Discarded bread bags found at Spring Lake.
Discarded bread bags found at Spring Lake.

Feeding bread to wildlife causing more harm than good

WHILE it may be a family favourite past time, feeding bread to wildlife could be causing more harm than good.

A number of concerned Springfield Lakes residents are calling for Ipswich City Council to erect signs to discourage the behaviour, saying it is disrupting the lakes' ecosystem.

Springfield Lakes Nature Care Group president Luise Manning said she was worried if it did not stop, the bread-feeding could cause irreversible damage.

"From what I can gather more people are feeding the ducks or fish bread and then throwing the bread bags into the lake,” Mrs Manning said.

"Putting those nutrients into the lake is not good for native animals and also encourages bad behaviour.

"One woman told me because people had been feeding water dragons near the local restaurant, one of them jumped off the railing into her baby's pram.

"I would like to see signs erected like those around Redlands Shire Council who have also had problems with the same issue, particularly regarding migratory birds.”

Ipswich local and retired environmental officer Mark Panter said there was nothing good about feeding bread to animals.

"It's not a good practice, there is nothing good that could come from it,” Mr Panter said.

"From the perspective of the fish the yeast from the bread constipates them and while that may not seem like the end of the world, for something that has to constantly fight off predators, it makes them vulnerable to predation.”

Luise Manning would like to see a sign like this one created by the Redlands Shire Council erected around the lakes at Springfield Lakes.
Luise Manning would like to see a sign like this one created by the Redlands Shire Council erected around the lakes at Springfield Lakes.

"The bread also attracts birds who can experience the same health issues as the fish.

"Then there is the issue of bringing in certain species like the White Ibis or crows which can develop into plague proportions that cause issues with smell and noise.

"That hasn't been a huge issue in Ipswich yet, but it's not something we want to be encouraging, but feeding bread to animals is what can start that off.”

Springfield Centenary Canoe Club president Peter Cooke said he too had noticed an increase in people feeding bread to wildlife in the area.

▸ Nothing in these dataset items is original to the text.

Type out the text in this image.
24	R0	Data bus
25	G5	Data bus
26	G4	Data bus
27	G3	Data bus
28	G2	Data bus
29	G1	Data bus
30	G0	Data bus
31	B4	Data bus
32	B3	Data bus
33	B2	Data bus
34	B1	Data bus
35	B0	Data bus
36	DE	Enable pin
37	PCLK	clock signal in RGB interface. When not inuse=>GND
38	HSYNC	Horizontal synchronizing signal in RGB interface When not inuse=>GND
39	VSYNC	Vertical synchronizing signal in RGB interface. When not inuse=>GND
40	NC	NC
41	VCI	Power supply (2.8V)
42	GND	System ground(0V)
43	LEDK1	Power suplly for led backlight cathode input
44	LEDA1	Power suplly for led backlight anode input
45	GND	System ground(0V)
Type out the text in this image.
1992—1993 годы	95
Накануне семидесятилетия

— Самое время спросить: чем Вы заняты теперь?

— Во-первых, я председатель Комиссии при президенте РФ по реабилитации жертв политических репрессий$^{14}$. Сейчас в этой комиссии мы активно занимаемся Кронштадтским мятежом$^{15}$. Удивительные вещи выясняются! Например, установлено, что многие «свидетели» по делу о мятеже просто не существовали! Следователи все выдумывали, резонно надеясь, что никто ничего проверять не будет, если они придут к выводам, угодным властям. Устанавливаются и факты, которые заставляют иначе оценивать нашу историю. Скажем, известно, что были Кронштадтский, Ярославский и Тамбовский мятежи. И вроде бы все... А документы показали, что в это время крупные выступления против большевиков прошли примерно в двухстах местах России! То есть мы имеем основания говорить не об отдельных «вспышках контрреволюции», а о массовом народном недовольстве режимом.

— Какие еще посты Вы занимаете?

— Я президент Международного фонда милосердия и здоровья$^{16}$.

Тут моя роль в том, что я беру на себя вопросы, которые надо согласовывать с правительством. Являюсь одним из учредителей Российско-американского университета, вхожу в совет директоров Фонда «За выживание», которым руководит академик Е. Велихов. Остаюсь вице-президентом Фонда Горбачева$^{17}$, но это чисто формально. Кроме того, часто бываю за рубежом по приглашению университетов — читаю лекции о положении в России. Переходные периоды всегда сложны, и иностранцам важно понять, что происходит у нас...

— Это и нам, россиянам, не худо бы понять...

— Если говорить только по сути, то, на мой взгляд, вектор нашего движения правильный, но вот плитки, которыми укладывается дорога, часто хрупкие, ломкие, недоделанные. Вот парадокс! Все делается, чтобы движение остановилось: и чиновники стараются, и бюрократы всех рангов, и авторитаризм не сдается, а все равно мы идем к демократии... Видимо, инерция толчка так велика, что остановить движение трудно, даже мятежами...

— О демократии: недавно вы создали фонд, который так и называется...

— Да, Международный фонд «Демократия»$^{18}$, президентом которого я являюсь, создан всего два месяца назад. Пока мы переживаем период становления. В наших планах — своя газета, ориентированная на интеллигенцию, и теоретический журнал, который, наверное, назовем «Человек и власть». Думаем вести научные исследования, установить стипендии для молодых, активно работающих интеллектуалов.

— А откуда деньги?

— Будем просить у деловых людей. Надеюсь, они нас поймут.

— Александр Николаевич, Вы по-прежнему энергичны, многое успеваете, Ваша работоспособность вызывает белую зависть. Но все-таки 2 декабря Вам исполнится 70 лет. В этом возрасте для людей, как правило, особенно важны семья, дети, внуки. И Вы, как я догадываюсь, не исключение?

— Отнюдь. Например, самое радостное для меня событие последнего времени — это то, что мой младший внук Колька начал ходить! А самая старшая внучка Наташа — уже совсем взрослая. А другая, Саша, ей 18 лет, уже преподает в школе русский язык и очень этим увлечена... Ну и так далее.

"We train every Sunday afternoon at Spring Lake West and I have noticed an increase in the bread bags found in and around the lake,” Mr Cooke said.

"I think people just think it's a cheap form of entertainment to feed half a loaf of bread to whatever pops up.

"If you add all that nutrient to the water it mucks up the whole ecosystem, the fish get too big and run out of oxygen and they all die.”

Councillor Sheila Ireland said while she didn't encourage the behaviour, implementing signs around the lakes was not something she could promise would happen immediately, if at all.

"I don't encourage people feeding bread to the wildlife, but I do understand why people do it,” Cr Ireland said.

"I would consider erecting signage around the lakes, but it would be a lengthier process as we have to go through a signage department and all signs would have to be standardised.

"It's therefore not something I can guarantee will happen or at least not in a hurry.”